Why ‘Good Enough’ Isn’t Enough
By Jeff Brown – co-founder of Expanding You
We were in round two of edits on the new Inner Balance trailer. Lynn and I had already given our feedback to the video editor, sent it off, and now here we were again, this time Leslie was here too, watching the new version together.
Leslie and Lynn had notes. They wanted more edits.
And while they spoke thoughtfully, my system tensed up. I felt a flicker of annoyance. Then impatience. My mind whispered: “Didn’t we already go over this? We asked the editors to make that change. It’s fine. It’s good enough. Let’s move on.”
Recognizing old emotional programming in everyday reactions
In the past, I might’ve let those feelings drive the next move. I might have tried to steer the conversation toward settling. But that’s not what happened this time.
This time, I caught it.
That flicker of frustration? It was the signal that told me to pay attention and notice I was out of balance. Not because of the situation, but because of what was stirring inside me.
So I turned my attention inward. What’s really going on here?
First, I took a moment and gave myself permission to feel my feelings. In the past, I would have skipped over my feelings entirely and gone right to getting the job done. Instead, I followed the thread of my annoyance into my past, and it took me right back to childhood. My dad’s voice echoed in my head, impatient, always rushing, never fussed about details. “It’s fine. Just leave it. Doesn’t matter.” Saving time mattered more than getting it right.
And layered on top of that? My mom’s quiet concern. “Don’t ask again. It’s rude. You’re being a burden.”
Ah. There it was. My dad’s belief that “saving time matters more than getting it right” conflicts with my mom’s belief of “don’t be a burden”. I was embodying the beliefs of my parents and tying myself up in knots.
How old emotional programming shapes our present behavior
At Expanding You, we teach that all behaviour is internally motivated. Knowing this, I was able to turn inward and recognize my struggle was old programming and emotional wounds running inside of me, it wasn’t about the trailer video edits.

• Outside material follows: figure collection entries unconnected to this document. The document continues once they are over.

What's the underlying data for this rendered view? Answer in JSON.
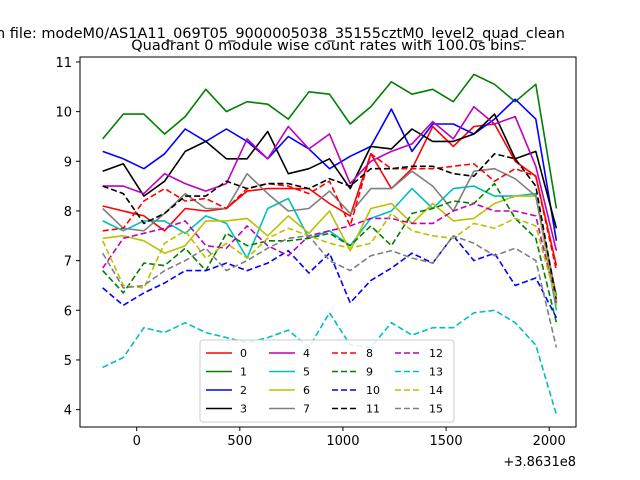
{
  "chart_data": {
    "type": "line",
    "file_title": "n file: modeM0/AS1A11_069T05_9000005038_35155cztM0_level2_quad_clean",
    "title": "Quadrant 0 module wise count rates with 100.0s bins.",
    "xlabel": "",
    "ylabel": "",
    "x_offset_label": "+3.8631e8",
    "xlim": [
      -275,
      2130
    ],
    "ylim": [
      3.65,
      11.1
    ],
    "x_ticks": [
      0,
      500,
      1000,
      1500,
      2000
    ],
    "y_ticks": [
      4,
      5,
      6,
      7,
      8,
      9,
      10,
      11
    ],
    "grid": false,
    "legend_position": "lower-center",
    "x": [
      -165,
      -65,
      35,
      135,
      235,
      335,
      435,
      535,
      635,
      735,
      835,
      935,
      1035,
      1135,
      1235,
      1335,
      1435,
      1535,
      1635,
      1735,
      1835,
      1935,
      2035
    ],
    "series": [
      {
        "name": "0",
        "color": "#ff0000",
        "style": "solid",
        "values": [
          8.1,
          8.0,
          7.9,
          7.6,
          8.05,
          8.0,
          8.05,
          8.4,
          8.45,
          8.45,
          8.45,
          8.15,
          7.9,
          9.15,
          8.45,
          8.85,
          9.7,
          9.3,
          9.7,
          9.75,
          9.0,
          8.7,
          6.9
        ]
      },
      {
        "name": "1",
        "color": "#008000",
        "style": "solid",
        "values": [
          9.45,
          9.95,
          9.95,
          9.55,
          9.9,
          10.45,
          10.0,
          10.2,
          10.15,
          9.85,
          10.4,
          10.35,
          9.75,
          10.1,
          10.6,
          10.35,
          10.45,
          10.2,
          10.75,
          10.55,
          10.2,
          10.55,
          8.05
        ]
      },
      {
        "name": "2",
        "color": "#0000ff",
        "style": "solid",
        "values": [
          9.2,
          9.05,
          8.85,
          9.15,
          9.65,
          9.4,
          9.65,
          9.4,
          9.05,
          9.5,
          9.25,
          8.85,
          9.1,
          9.3,
          10.05,
          9.2,
          9.75,
          9.75,
          9.55,
          9.85,
          10.25,
          9.85,
          7.4
        ]
      },
      {
        "name": "3",
        "color": "#000000",
        "style": "solid",
        "values": [
          8.8,
          8.95,
          8.3,
          8.6,
          9.2,
          9.4,
          9.05,
          9.05,
          9.6,
          8.75,
          8.85,
          9.05,
          8.45,
          9.3,
          9.25,
          9.65,
          9.4,
          9.4,
          9.55,
          9.95,
          9.05,
          9.2,
          7.65
        ]
      },
      {
        "name": "4",
        "color": "#bf00bf",
        "style": "solid",
        "values": [
          8.5,
          8.5,
          8.35,
          8.75,
          8.55,
          8.4,
          8.55,
          9.45,
          9.05,
          9.7,
          9.25,
          9.55,
          8.55,
          9.0,
          9.2,
          9.35,
          9.8,
          9.45,
          10.1,
          9.75,
          9.9,
          8.9,
          7.2
        ]
      },
      {
        "name": "5",
        "color": "#00bfbf",
        "style": "solid",
        "values": [
          7.8,
          7.6,
          7.8,
          7.8,
          7.55,
          7.9,
          7.75,
          7.05,
          8.05,
          8.25,
          7.45,
          7.6,
          7.3,
          7.85,
          8.0,
          8.45,
          8.05,
          8.45,
          8.5,
          8.3,
          8.3,
          8.35,
          6.0
        ]
      },
      {
        "name": "6",
        "color": "#bfbf00",
        "style": "solid",
        "values": [
          7.45,
          7.5,
          7.4,
          7.15,
          7.3,
          7.8,
          7.8,
          7.85,
          7.5,
          7.9,
          7.55,
          8.0,
          7.2,
          8.05,
          8.15,
          7.75,
          8.15,
          7.8,
          7.85,
          8.15,
          8.3,
          8.3,
          6.1
        ]
      },
      {
        "name": "7",
        "color": "#808080",
        "style": "solid",
        "values": [
          8.05,
          7.65,
          7.6,
          7.95,
          8.35,
          8.05,
          8.05,
          8.75,
          8.35,
          8.0,
          8.05,
          8.4,
          7.95,
          8.45,
          8.45,
          8.8,
          8.5,
          8.0,
          8.8,
          8.85,
          8.65,
          8.3,
          6.3
        ]
      },
      {
        "name": "8",
        "color": "#ff0000",
        "style": "dashed",
        "values": [
          7.6,
          7.65,
          8.2,
          8.45,
          8.2,
          8.25,
          8.05,
          8.45,
          8.55,
          8.5,
          8.35,
          8.6,
          7.7,
          9.15,
          8.85,
          8.85,
          8.85,
          8.9,
          8.95,
          8.6,
          8.85,
          8.7,
          6.8
        ]
      },
      {
        "name": "9",
        "color": "#008000",
        "style": "dashed",
        "values": [
          6.8,
          6.35,
          6.95,
          6.9,
          7.25,
          6.8,
          7.55,
          7.3,
          7.4,
          7.4,
          7.45,
          7.55,
          7.3,
          7.7,
          7.3,
          7.95,
          8.05,
          8.2,
          8.15,
          8.55,
          7.85,
          7.45,
          5.75
        ]
      },
      {
        "name": "10",
        "color": "#0000ff",
        "style": "dashed",
        "values": [
          6.45,
          6.1,
          6.35,
          6.55,
          6.8,
          6.8,
          6.95,
          6.8,
          6.95,
          7.2,
          6.75,
          7.15,
          6.15,
          6.6,
          6.85,
          7.15,
          6.95,
          7.5,
          7.0,
          7.15,
          6.5,
          6.65,
          5.85
        ]
      },
      {
        "name": "11",
        "color": "#000000",
        "style": "dashed",
        "values": [
          8.5,
          8.35,
          7.75,
          7.95,
          8.3,
          8.3,
          8.6,
          8.45,
          8.55,
          8.55,
          8.45,
          8.65,
          8.5,
          8.85,
          8.85,
          8.9,
          8.9,
          8.75,
          8.7,
          9.15,
          9.05,
          8.5,
          6.2
        ]
      },
      {
        "name": "12",
        "color": "#bf00bf",
        "style": "dashed",
        "values": [
          6.85,
          7.45,
          7.55,
          7.65,
          7.8,
          7.3,
          7.25,
          7.7,
          7.3,
          7.1,
          7.5,
          7.6,
          7.7,
          7.85,
          7.85,
          7.75,
          7.75,
          8.0,
          8.15,
          8.0,
          8.0,
          7.9,
          6.15
        ]
      },
      {
        "name": "13",
        "color": "#00bfbf",
        "style": "dashed",
        "values": [
          4.85,
          5.05,
          5.65,
          5.55,
          5.75,
          5.55,
          5.45,
          5.35,
          5.45,
          5.6,
          5.25,
          5.95,
          5.3,
          5.25,
          5.75,
          5.5,
          5.65,
          5.65,
          5.95,
          6.0,
          5.75,
          5.3,
          3.9
        ]
      },
      {
        "name": "14",
        "color": "#bfbf00",
        "style": "dashed",
        "values": [
          7.4,
          6.5,
          6.45,
          7.35,
          7.6,
          7.05,
          7.35,
          7.05,
          7.45,
          7.65,
          7.5,
          7.35,
          7.25,
          7.35,
          7.95,
          7.6,
          7.5,
          7.45,
          7.75,
          7.65,
          7.85,
          7.7,
          6.2
        ]
      },
      {
        "name": "15",
        "color": "#808080",
        "style": "dashed",
        "values": [
          7.15,
          6.45,
          6.5,
          6.8,
          7.0,
          7.25,
          6.8,
          7.0,
          7.25,
          7.45,
          7.5,
          7.0,
          6.8,
          7.1,
          7.2,
          7.05,
          6.95,
          7.5,
          7.35,
          7.1,
          7.25,
          7.0,
          5.25
        ]
      }
    ]
  }
}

And now I had a choice: stay in it, or shift out. So I named it out loud to Lynn and Leslie.
“I’m noticing I’m feeling frustrated, and I’ve got some old programming showing up here. I can hear my dad’s voice, that urge to just wrap it up. And I can feel that pressure from my mom’s message that we shouldn’t ask for more.”

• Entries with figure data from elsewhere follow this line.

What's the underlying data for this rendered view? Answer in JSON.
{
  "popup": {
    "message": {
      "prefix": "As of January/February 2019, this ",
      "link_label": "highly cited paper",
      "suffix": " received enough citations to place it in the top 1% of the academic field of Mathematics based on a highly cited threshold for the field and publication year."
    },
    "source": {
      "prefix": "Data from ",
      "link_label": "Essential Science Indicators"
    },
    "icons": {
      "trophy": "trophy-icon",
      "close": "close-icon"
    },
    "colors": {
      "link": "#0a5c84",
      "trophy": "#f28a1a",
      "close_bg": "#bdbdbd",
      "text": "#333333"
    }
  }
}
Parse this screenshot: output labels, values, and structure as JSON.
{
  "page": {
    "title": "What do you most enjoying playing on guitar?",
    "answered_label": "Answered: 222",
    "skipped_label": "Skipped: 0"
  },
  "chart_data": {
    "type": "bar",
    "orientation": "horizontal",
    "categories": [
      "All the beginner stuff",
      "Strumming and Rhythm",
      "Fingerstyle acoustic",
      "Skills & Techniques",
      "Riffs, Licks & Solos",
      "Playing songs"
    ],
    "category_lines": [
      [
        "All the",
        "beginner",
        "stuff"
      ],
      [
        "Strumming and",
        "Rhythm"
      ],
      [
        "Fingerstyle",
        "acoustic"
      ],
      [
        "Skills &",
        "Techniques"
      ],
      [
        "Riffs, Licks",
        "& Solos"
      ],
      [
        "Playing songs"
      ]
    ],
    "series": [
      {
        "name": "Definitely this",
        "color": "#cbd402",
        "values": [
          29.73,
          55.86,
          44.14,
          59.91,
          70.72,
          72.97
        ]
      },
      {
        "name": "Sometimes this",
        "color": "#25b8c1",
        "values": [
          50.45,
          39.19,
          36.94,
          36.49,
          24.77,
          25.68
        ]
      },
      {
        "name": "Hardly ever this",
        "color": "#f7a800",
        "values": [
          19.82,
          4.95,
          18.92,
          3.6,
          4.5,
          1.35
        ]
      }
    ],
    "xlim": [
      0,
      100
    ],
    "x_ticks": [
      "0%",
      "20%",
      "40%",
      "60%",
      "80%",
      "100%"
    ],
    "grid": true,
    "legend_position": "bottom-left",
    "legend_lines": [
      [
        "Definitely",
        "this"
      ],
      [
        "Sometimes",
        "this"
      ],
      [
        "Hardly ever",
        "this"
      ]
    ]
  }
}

Bringing it into the light took the charge out of it.
From resistance to authentic alignment
Then I anchored into the facts:
- This trailer is going on our website and into our marketing. I want it to be the best it can be.
- We’re paying our editors by the hour. So what if there are more edits?
- We weren’t as clear as we could’ve been the first time. That happens. Let’s just fix it now.
From there, my system started to settle. I moved from resistance to receptivity. From internal conflict to clarity. From annoyance to something softer, collaboration. These are the skills we introduce in the Inner Balance program.
By naming the beliefs and programming that were running, and choosing truth over the old narrative, I shifted in real time. This shift is a healing moment where I consciously break free from an old, unhealthy unconscious pattern that was programmed many years ago. That’s the power of the work we do at Expanding You.
Was I suddenly elated? No. And that’s important to note. Even after the mental shift, the emotion takes a moment to catch up. I wasn’t in a full state of joy, but I was out of resistance. My heart, I’d say, was at a 3 out of 5. Open. Connected. Not ecstatic but present, grounded.
I could feel myself land back into my body. Not just understanding the shift intellectually, but feeling it. That’s the move from my constructed identity, that version of me that was unconsciously rooted in protection and fear, to embracing my courageous, authentic self, the version of me grounded in love and presence. What I could have easily labelled as a micro-moment of regulation was in fact a healing experience.
This is what transformational work looks like. Leaning into everyday moments, noticing the layers of beliefs and programming informing my behaviour and choosing differently.
Tracking a real-time inner transformation
In Expanding You, we track this shift using the lineage of behavior:
Programming → Beliefs → Thoughts → Feelings → Actions → Experience
In that moment, I walked the chain backward. From the experience (impatience during edits), I tracked it to the action I was about to take (push to move on), the feeling behind it (irritation), the thoughts fueling that (this is fine, this is a waste), the beliefs under that (asking for more is rude, perfect isn’t worth the time), and finally the programming it all stemmed from.
And by seeing it, by owning it, I got to choose something different.
The deeper truth?
It’s not too much to ask for what you want. It’s not wrong to revisit something to make it better. And it’s definitely not more noble to settle for “good enough” when your vision is calling for more.
So we created and sent a list of the new edit suggestions. Not from fear or overthinking, but from presence. When I showed up this way, I felt connected, confident, and my self-esteem increased.
This is what it looks like to apply the work. Not just in the big moments of life, but in the sometimes subtle, everyday ones where our nervous systems get activated and our old programs or emotional wounds try to steer the ship.
This moment wasn’t a breakdown. It was an invitation for a breakthrough. And I said yes.